Risk management seems to be a household topic these days. No longer an exclusive province of quants, it is discussed regularly by the popular press. From the shortcomings of value-at-risk to the latest stress tests imposed by the Fed on banks, risk management has gone mainstream. But why has it failed so dramatically in 1998, 2000, 2007, 2008 and again in 2010 with the European debt crisis? We will argue that too much focus has been placed on backward-looking risk measures and not enough on scenario analysis.

Risk Management is not Clairvoyance and Market Timing

But what is risk management anyway? While almost everyone uses the words ‘risk management’, the implied meaning seems to differ from person to person. Let’s start by discussing what risk management is not. Risk management is not about being a clairvoyant. It is not about forecasting specific future events. It is certainly not about timing those events i.e. ‘the big short’. Risk management is all about finding the suitable risk/return profile. Suitable, that is, to the holder of the portfolio. When your client has a suitable portfolio, he or she will not sell when the losses hit, because the possibility of those losses was discussed right from the beginning. The biggest problem for most investors is that they get in near the top and get out near the bottom. ‘Suitability’ ensures that this vicious circle is disrupted. If your clients don’t get out at the bottom, then they won’t have to jump back in at the top. But the only way that could happen if their risk/return tradeoff was chosen by considering a variety of scenarios: good, bad and ugly. Showing low risk simply because the realized volatility is low and VIX is heading toward single digits cannot really be called risk management. That is called rear view mirror driving.

Why Stress Testing?

Why do we need stress testing when we already have risk measures like Sharpe ratio, Beta, Value-at-Risk, Tracking Error, and  Expected Shortfall? The problem with these measures is that they are completely backward-looking. A tracking error or a Sharpe ratio today has no clue that interest rates can actually rise by more than trivial amounts, since nothing of that kind was observed in the data sample used to calculate those metrics.

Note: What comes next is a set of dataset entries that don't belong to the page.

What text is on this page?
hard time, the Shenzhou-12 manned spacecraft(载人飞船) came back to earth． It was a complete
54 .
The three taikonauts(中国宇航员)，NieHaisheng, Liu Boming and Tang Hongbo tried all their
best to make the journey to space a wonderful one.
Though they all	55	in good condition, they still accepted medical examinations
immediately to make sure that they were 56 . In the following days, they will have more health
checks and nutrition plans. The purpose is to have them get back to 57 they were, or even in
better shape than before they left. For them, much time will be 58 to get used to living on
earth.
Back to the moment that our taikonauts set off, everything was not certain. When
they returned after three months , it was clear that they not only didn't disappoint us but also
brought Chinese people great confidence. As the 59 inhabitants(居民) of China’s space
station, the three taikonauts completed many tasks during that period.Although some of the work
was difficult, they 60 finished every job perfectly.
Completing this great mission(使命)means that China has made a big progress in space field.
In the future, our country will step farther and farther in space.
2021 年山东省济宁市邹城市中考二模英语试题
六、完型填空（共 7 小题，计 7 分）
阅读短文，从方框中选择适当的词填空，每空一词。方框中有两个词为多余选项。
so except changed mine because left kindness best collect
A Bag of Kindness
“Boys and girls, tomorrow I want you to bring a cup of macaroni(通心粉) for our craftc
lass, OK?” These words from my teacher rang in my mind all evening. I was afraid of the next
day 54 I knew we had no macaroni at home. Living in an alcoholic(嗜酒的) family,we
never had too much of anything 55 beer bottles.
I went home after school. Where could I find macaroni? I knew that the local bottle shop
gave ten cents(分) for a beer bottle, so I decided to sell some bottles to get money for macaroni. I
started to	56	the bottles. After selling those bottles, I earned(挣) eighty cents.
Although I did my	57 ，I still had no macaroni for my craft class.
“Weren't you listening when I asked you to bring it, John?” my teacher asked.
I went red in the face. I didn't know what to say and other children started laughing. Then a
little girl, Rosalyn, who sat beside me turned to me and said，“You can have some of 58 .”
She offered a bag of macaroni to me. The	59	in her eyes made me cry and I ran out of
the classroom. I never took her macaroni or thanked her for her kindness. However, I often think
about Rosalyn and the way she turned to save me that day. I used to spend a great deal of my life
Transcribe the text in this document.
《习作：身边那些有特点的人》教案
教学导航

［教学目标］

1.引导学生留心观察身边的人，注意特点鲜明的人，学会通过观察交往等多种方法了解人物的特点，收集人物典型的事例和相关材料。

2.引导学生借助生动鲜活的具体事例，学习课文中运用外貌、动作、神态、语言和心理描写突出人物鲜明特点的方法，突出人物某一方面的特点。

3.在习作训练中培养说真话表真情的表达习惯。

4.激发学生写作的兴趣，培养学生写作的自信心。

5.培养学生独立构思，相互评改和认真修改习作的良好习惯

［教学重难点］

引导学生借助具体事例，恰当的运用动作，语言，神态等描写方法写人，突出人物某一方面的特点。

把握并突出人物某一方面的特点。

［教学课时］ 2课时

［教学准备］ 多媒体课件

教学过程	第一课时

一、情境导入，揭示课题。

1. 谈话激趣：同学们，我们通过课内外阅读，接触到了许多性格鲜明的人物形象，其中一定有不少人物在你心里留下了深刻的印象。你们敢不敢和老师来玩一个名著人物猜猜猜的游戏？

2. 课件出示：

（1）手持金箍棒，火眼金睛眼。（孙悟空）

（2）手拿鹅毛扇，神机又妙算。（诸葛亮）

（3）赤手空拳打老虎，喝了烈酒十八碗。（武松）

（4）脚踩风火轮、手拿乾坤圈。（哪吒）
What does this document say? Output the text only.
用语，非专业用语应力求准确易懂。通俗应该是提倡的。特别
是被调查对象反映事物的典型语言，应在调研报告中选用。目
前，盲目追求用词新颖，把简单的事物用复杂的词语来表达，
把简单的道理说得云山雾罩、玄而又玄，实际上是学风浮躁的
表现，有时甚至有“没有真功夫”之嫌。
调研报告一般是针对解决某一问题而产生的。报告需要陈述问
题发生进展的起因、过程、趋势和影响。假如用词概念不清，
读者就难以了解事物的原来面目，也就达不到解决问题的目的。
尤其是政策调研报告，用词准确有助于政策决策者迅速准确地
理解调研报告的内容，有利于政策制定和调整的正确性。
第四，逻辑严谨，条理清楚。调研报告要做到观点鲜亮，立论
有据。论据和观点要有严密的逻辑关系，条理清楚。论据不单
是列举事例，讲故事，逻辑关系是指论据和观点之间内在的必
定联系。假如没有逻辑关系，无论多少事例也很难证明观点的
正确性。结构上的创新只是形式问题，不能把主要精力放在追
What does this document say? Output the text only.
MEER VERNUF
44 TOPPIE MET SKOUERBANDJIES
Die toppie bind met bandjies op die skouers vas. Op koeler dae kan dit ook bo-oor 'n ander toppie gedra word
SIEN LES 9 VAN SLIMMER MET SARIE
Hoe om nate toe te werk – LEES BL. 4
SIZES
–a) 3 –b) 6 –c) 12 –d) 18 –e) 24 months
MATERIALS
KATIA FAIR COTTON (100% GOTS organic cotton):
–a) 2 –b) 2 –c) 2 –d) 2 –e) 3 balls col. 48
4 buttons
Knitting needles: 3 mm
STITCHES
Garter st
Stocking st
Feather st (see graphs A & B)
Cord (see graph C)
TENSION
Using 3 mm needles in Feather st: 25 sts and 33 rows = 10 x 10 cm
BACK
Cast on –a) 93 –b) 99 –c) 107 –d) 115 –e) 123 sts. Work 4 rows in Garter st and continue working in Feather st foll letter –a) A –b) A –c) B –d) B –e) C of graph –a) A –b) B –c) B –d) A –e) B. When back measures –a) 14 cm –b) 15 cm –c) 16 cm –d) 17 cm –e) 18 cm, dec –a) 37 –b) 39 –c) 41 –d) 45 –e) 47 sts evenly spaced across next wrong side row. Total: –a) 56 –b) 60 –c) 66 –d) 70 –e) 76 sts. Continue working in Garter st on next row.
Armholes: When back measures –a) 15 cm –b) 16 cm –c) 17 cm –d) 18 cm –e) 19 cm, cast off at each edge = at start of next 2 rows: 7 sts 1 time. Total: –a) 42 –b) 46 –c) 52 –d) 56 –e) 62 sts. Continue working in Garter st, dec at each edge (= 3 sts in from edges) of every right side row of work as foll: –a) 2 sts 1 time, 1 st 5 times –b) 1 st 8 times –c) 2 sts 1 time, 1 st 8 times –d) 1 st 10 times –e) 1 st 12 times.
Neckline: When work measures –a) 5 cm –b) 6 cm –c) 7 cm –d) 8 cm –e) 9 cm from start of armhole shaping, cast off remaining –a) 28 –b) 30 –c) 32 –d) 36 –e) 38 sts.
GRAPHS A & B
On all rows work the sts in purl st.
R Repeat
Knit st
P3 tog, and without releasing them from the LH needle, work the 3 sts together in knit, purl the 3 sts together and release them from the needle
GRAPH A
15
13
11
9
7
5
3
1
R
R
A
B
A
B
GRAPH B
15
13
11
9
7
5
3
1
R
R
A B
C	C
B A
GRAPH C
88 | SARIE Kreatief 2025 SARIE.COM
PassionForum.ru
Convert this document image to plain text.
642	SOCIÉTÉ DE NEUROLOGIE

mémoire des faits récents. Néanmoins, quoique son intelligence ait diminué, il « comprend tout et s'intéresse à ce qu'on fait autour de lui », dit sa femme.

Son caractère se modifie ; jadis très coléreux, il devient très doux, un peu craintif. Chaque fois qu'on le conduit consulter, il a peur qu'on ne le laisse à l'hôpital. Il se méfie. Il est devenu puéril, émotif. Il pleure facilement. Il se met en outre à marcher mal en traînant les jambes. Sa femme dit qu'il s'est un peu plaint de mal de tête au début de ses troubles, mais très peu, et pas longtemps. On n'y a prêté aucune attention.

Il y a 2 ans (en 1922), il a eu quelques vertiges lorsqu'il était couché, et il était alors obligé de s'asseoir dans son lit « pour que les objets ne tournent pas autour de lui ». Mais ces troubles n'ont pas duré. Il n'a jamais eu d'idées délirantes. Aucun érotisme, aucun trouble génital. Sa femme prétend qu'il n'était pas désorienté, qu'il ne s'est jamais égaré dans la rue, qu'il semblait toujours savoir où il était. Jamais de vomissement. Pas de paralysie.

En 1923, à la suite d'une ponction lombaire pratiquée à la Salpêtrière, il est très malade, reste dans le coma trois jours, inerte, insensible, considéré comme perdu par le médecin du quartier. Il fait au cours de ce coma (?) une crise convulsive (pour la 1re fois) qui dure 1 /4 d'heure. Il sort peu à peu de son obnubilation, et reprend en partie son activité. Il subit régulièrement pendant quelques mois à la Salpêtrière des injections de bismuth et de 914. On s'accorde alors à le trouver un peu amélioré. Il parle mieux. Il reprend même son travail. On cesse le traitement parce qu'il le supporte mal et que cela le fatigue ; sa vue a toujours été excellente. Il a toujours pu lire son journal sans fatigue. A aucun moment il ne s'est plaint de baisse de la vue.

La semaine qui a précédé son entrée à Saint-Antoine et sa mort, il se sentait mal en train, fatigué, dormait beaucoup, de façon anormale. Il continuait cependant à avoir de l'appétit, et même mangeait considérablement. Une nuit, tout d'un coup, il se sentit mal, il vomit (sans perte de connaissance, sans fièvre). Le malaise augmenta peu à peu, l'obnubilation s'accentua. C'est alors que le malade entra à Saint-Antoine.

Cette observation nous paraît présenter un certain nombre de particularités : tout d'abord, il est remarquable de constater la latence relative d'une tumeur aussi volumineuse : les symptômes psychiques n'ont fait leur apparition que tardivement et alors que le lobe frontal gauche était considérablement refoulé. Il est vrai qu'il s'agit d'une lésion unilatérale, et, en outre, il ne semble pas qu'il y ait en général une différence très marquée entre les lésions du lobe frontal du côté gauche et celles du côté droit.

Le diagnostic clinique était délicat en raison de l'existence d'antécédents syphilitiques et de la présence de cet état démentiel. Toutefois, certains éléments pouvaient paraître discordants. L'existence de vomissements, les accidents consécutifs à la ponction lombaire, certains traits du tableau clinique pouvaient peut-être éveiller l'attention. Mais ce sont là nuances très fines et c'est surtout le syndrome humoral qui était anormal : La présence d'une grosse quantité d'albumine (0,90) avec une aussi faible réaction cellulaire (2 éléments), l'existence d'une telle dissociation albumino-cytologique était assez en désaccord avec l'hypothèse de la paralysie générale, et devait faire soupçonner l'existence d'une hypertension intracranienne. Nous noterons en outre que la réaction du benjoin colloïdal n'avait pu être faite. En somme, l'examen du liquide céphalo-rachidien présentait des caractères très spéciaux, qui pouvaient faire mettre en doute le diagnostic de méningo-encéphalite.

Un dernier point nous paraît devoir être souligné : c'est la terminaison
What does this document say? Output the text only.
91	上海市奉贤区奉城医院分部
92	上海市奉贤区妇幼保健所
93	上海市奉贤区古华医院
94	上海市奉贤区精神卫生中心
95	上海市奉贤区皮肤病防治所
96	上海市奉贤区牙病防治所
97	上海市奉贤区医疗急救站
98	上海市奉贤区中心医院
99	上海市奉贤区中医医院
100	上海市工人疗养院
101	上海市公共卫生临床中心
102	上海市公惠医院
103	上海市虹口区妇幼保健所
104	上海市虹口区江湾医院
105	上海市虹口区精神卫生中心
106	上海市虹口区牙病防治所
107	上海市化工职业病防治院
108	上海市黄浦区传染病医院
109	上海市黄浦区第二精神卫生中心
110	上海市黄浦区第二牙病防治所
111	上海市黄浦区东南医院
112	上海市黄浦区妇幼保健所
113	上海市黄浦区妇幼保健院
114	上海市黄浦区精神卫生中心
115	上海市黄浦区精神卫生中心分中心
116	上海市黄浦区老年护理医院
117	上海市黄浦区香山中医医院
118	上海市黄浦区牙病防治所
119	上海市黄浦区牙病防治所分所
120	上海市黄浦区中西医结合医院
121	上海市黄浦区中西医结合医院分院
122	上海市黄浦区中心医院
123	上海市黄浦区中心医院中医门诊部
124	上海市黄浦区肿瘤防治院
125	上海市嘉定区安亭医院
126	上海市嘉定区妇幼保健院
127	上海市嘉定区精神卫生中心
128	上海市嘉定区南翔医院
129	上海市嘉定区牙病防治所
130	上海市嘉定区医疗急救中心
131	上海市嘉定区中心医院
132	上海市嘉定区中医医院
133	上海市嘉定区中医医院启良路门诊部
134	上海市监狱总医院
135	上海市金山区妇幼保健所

Moreover, if you ask one of these measures about the possibility of a simultaneous rise in interest rates and a drop in equities, it will likely tell you that the probability of such a one-two punch is zero. When those measures will gain that knowledge, it will be too late to be useful, since the events will have already happened. Backward-looking risk measures still view long-dated Treasuries and any instruments with a great deal of interest rate risk as virtually riskless, due to the low volatility and safe haven appeal that we have observed over the recent decades. This will lead you to underestimate probabilities of events that are quite plausible in the next few years, such as inflation or stagflation.

Stress Testing Gaining Prominence

Have you noticed how Fed stopped talking about Value-at-Risk for banks? It practically disappeared from popular discourse starting in 2009. The Fed and the ECB now routinely talk about stress testing of banks. Of course, stress testing can also be misused and gamed by the banks, but at least they realized that estimating risk simply based on what happened over the past couple of years is a rather flawed strategy.

Shortcomings of Stress Testing

Every tool has limitations and has to be used properly.  A Maserati is not a bad SUV, it simply isn’t meant to go off-roading. Similarly, most of the arguments against stress testing are really arguments against a misplaced utilization  of that tool, not against the tool itself.